🤖 AI Summary
Single vision-language models (VLMs) exhibit limitations in perceptual subtask handling, logical consistency, and factual correctness for complex visual-language reasoning.
Method: We propose a multi-agent collaborative reasoning framework that formalizes inference as a non-zero-sum game between perception-specialized agents and a logic verification agent. An uncertainty-aware controller dynamically triggers iterative multi-round debates, while a game-theoretic, interpretable collaboration mechanism integrates structured reasoning chains, multi-agent communication protocols, and dynamic scheduling strategies.

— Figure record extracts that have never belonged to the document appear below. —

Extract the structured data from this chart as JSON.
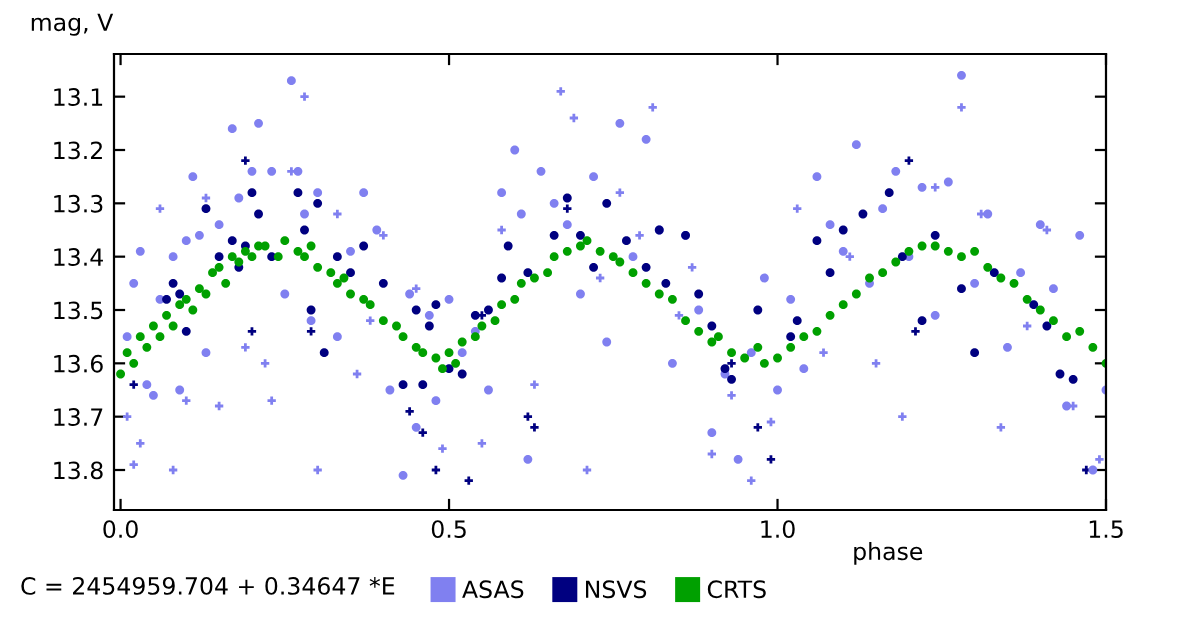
{
  "chart_data": {
    "type": "scatter",
    "ylabel": "mag, V",
    "xlabel": "phase",
    "xlim": [
      -0.01,
      1.5
    ],
    "xticks": [
      {
        "value": 0,
        "label": "0.0"
      },
      0.5,
      {
        "value": 1,
        "label": "1.0"
      },
      1.5
    ],
    "ylim": [
      13.875,
      13.02
    ],
    "yticks": [
      13.1,
      13.2,
      13.3,
      13.4,
      13.5,
      13.6,
      13.7,
      13.8
    ],
    "grid": false,
    "legend": "bottom",
    "annotations": [
      "C = 2454959.704 + 0.34647 *E"
    ],
    "series": [
      {
        "color": "#8080f0",
        "marker": "cross",
        "x": [
          0.01,
          0.02,
          0.03,
          0.06,
          0.08,
          0.1,
          0.13,
          0.15,
          0.19,
          0.22,
          0.23,
          0.26,
          0.28,
          0.3,
          0.33,
          0.36,
          0.38,
          0.4,
          0.45,
          0.49,
          0.55,
          0.58,
          0.63,
          0.67,
          0.69,
          0.71,
          0.73,
          0.76,
          0.79,
          0.81,
          0.85,
          0.87,
          0.9,
          0.93,
          0.96,
          0.99,
          1.03,
          1.07,
          1.11,
          1.15,
          1.19,
          1.24,
          1.28,
          1.31,
          1.34,
          1.38,
          1.41,
          1.45,
          1.49
        ],
        "values": [
          13.7,
          13.79,
          13.75,
          13.31,
          13.8,
          13.67,
          13.29,
          13.68,
          13.57,
          13.6,
          13.67,
          13.24,
          13.1,
          13.8,
          13.32,
          13.62,
          13.52,
          13.36,
          13.46,
          13.76,
          13.75,
          13.35,
          13.64,
          13.09,
          13.14,
          13.8,
          13.44,
          13.28,
          13.36,
          13.12,
          13.51,
          13.42,
          13.77,
          13.66,
          13.82,
          13.71,
          13.31,
          13.58,
          13.4,
          13.6,
          13.7,
          13.27,
          13.12,
          13.32,
          13.72,
          13.53,
          13.35,
          13.68,
          13.78
        ]
      },
      {
        "color": "#000080",
        "marker": "cross",
        "x": [
          0.02,
          0.19,
          0.2,
          0.29,
          0.44,
          0.46,
          0.48,
          0.53,
          0.55,
          0.62,
          0.63,
          0.68,
          0.93,
          0.97,
          0.99,
          1.2,
          1.21,
          1.47
        ],
        "values": [
          13.64,
          13.22,
          13.54,
          13.54,
          13.69,
          13.73,
          13.8,
          13.82,
          13.51,
          13.7,
          13.72,
          13.31,
          13.6,
          13.72,
          13.78,
          13.22,
          13.54,
          13.8
        ]
      },
      {
        "name": "ASAS",
        "color": "#8080f0",
        "marker": "circle",
        "x": [
          0.01,
          0.02,
          0.03,
          0.04,
          0.05,
          0.06,
          0.08,
          0.09,
          0.1,
          0.11,
          0.12,
          0.13,
          0.15,
          0.17,
          0.18,
          0.2,
          0.21,
          0.23,
          0.25,
          0.26,
          0.27,
          0.28,
          0.29,
          0.3,
          0.33,
          0.35,
          0.37,
          0.39,
          0.41,
          0.43,
          0.44,
          0.45,
          0.47,
          0.48,
          0.5,
          0.52,
          0.54,
          0.56,
          0.58,
          0.6,
          0.61,
          0.62,
          0.64,
          0.66,
          0.68,
          0.7,
          0.72,
          0.74,
          0.76,
          0.78,
          0.8,
          0.82,
          0.84,
          0.86,
          0.88,
          0.9,
          0.92,
          0.94,
          0.96,
          0.98,
          1.0,
          1.02,
          1.04,
          1.06,
          1.08,
          1.1,
          1.12,
          1.14,
          1.16,
          1.18,
          1.2,
          1.22,
          1.24,
          1.26,
          1.28,
          1.3,
          1.32,
          1.35,
          1.37,
          1.4,
          1.42,
          1.44,
          1.46,
          1.48,
          1.5
        ],
        "values": [
          13.55,
          13.45,
          13.39,
          13.64,
          13.66,
          13.48,
          13.4,
          13.65,
          13.37,
          13.25,
          13.36,
          13.58,
          13.34,
          13.16,
          13.29,
          13.24,
          13.15,
          13.24,
          13.47,
          13.07,
          13.24,
          13.32,
          13.52,
          13.28,
          13.55,
          13.39,
          13.28,
          13.35,
          13.65,
          13.81,
          13.47,
          13.72,
          13.51,
          13.67,
          13.48,
          13.58,
          13.54,
          13.65,
          13.28,
          13.2,
          13.32,
          13.78,
          13.24,
          13.3,
          13.34,
          13.47,
          13.25,
          13.56,
          13.15,
          13.4,
          13.18,
          13.35,
          13.6,
          13.36,
          13.5,
          13.73,
          13.62,
          13.78,
          13.58,
          13.44,
          13.65,
          13.48,
          13.61,
          13.25,
          13.34,
          13.39,
          13.19,
          13.45,
          13.31,
          13.24,
          13.4,
          13.27,
          13.51,
          13.26,
          13.06,
          13.45,
          13.32,
          13.57,
          13.43,
          13.34,
          13.46,
          13.68,
          13.36,
          13.8,
          13.65
        ]
      },
      {
        "name": "NSVS",
        "color": "#000080",
        "marker": "circle",
        "x": [
          0.07,
          0.08,
          0.09,
          0.1,
          0.13,
          0.15,
          0.17,
          0.18,
          0.19,
          0.2,
          0.21,
          0.23,
          0.27,
          0.28,
          0.29,
          0.3,
          0.31,
          0.33,
          0.35,
          0.37,
          0.4,
          0.43,
          0.45,
          0.46,
          0.47,
          0.48,
          0.5,
          0.52,
          0.54,
          0.56,
          0.58,
          0.59,
          0.62,
          0.66,
          0.68,
          0.7,
          0.72,
          0.74,
          0.77,
          0.8,
          0.82,
          0.83,
          0.86,
          0.88,
          0.9,
          0.92,
          0.93,
          0.97,
          1.02,
          1.03,
          1.06,
          1.08,
          1.1,
          1.13,
          1.17,
          1.19,
          1.22,
          1.24,
          1.28,
          1.3,
          1.33,
          1.39,
          1.41,
          1.43,
          1.45
        ],
        "values": [
          13.48,
          13.45,
          13.47,
          13.54,
          13.31,
          13.4,
          13.37,
          13.42,
          13.38,
          13.28,
          13.32,
          13.4,
          13.28,
          13.35,
          13.5,
          13.3,
          13.58,
          13.4,
          13.43,
          13.38,
          13.45,
          13.64,
          13.5,
          13.64,
          13.53,
          13.49,
          13.61,
          13.62,
          13.51,
          13.5,
          13.44,
          13.38,
          13.43,
          13.36,
          13.29,
          13.36,
          13.42,
          13.3,
          13.37,
          13.42,
          13.35,
          13.45,
          13.36,
          13.47,
          13.53,
          13.61,
          13.63,
          13.5,
          13.55,
          13.52,
          13.37,
          13.43,
          13.35,
          13.32,
          13.28,
          13.4,
          13.52,
          13.36,
          13.46,
          13.58,
          13.43,
          13.49,
          13.53,
          13.62,
          13.63
        ]
      },
      {
        "name": "CRTS",
        "color": "#00a000",
        "marker": "circle",
        "x": [
          0.0,
          0.01,
          0.02,
          0.03,
          0.04,
          0.05,
          0.06,
          0.07,
          0.08,
          0.09,
          0.1,
          0.11,
          0.12,
          0.13,
          0.14,
          0.15,
          0.16,
          0.17,
          0.18,
          0.19,
          0.2,
          0.21,
          0.22,
          0.24,
          0.25,
          0.27,
          0.28,
          0.29,
          0.3,
          0.32,
          0.33,
          0.34,
          0.35,
          0.37,
          0.38,
          0.4,
          0.42,
          0.43,
          0.45,
          0.46,
          0.48,
          0.49,
          0.5,
          0.51,
          0.52,
          0.54,
          0.55,
          0.57,
          0.58,
          0.6,
          0.61,
          0.63,
          0.65,
          0.66,
          0.68,
          0.7,
          0.71,
          0.73,
          0.75,
          0.76,
          0.78,
          0.8,
          0.82,
          0.84,
          0.86,
          0.88,
          0.9,
          0.91,
          0.93,
          0.95,
          0.97,
          0.98,
          1.0,
          1.02,
          1.04,
          1.06,
          1.08,
          1.1,
          1.12,
          1.14,
          1.16,
          1.18,
          1.2,
          1.22,
          1.24,
          1.26,
          1.28,
          1.3,
          1.32,
          1.34,
          1.36,
          1.38,
          1.4,
          1.42,
          1.44,
          1.46,
          1.48,
          1.5
        ],
        "values": [
          13.62,
          13.58,
          13.6,
          13.55,
          13.57,
          13.53,
          13.55,
          13.51,
          13.53,
          13.49,
          13.48,
          13.5,
          13.46,
          13.47,
          13.43,
          13.42,
          13.45,
          13.4,
          13.41,
          13.39,
          13.4,
          13.38,
          13.38,
          13.4,
          13.37,
          13.39,
          13.4,
          13.38,
          13.42,
          13.43,
          13.45,
          13.44,
          13.47,
          13.48,
          13.49,
          13.52,
          13.53,
          13.55,
          13.57,
          13.58,
          13.59,
          13.61,
          13.58,
          13.6,
          13.56,
          13.55,
          13.53,
          13.52,
          13.49,
          13.48,
          13.45,
          13.44,
          13.43,
          13.4,
          13.39,
          13.38,
          13.37,
          13.39,
          13.4,
          13.41,
          13.43,
          13.45,
          13.47,
          13.48,
          13.52,
          13.54,
          13.56,
          13.55,
          13.58,
          13.59,
          13.57,
          13.6,
          13.59,
          13.57,
          13.55,
          13.54,
          13.51,
          13.49,
          13.47,
          13.44,
          13.43,
          13.41,
          13.39,
          13.38,
          13.38,
          13.39,
          13.4,
          13.39,
          13.42,
          13.44,
          13.45,
          13.48,
          13.5,
          13.52,
          13.55,
          13.54,
          13.57,
          13.6
        ]
      }
    ]
  }
}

Contribution/Results: Our approach is the first to deeply couple uncertainty quantification with game-theoretic modeling, achieving robustness, traceability, and interpretability. On four major benchmarks—MMMU, MMBench, and others—it improves accuracy by 5–6% for small-to-medium VLMs (e.g., Qwen2.5-VL-7B) and by 2–3% even for strong models (e.g., GPT-4o), demonstrating broad applicability and effectiveness.
📝 Abstract
We propose GAM-Agent, a game-theoretic multi-agent framework for enhancing vision-language reasoning. Unlike prior single-agent or monolithic models, GAM-Agent formulates the reasoning process as a non-zero-sum game between base agents--each specializing in visual perception subtasks--and a critical agent that verifies logic consistency and factual correctness. Agents communicate via structured claims, evidence, and uncertainty estimates. The framework introduces an uncertainty-aware controller to dynamically adjust agent collaboration, triggering multi-round debates when disagreement or ambiguity is detected. This process yields more robust and interpretable predictions. Experiments on four challenging benchmarks--MMMU, MMBench, MVBench, and V*Bench--demonstrate that GAM-Agent significantly improves performance across various VLM backbones. Notably, GAM-Agent boosts the accuracy of small-to-mid scale models (e.g., Qwen2.5-VL-7B, InternVL3-14B) by 5--6%, and still enhances strong models like GPT-4o by up to 2--3%. Our approach is modular, scalable, and generalizable, offering a path toward reliable and explainable multi-agent multimodal reasoning.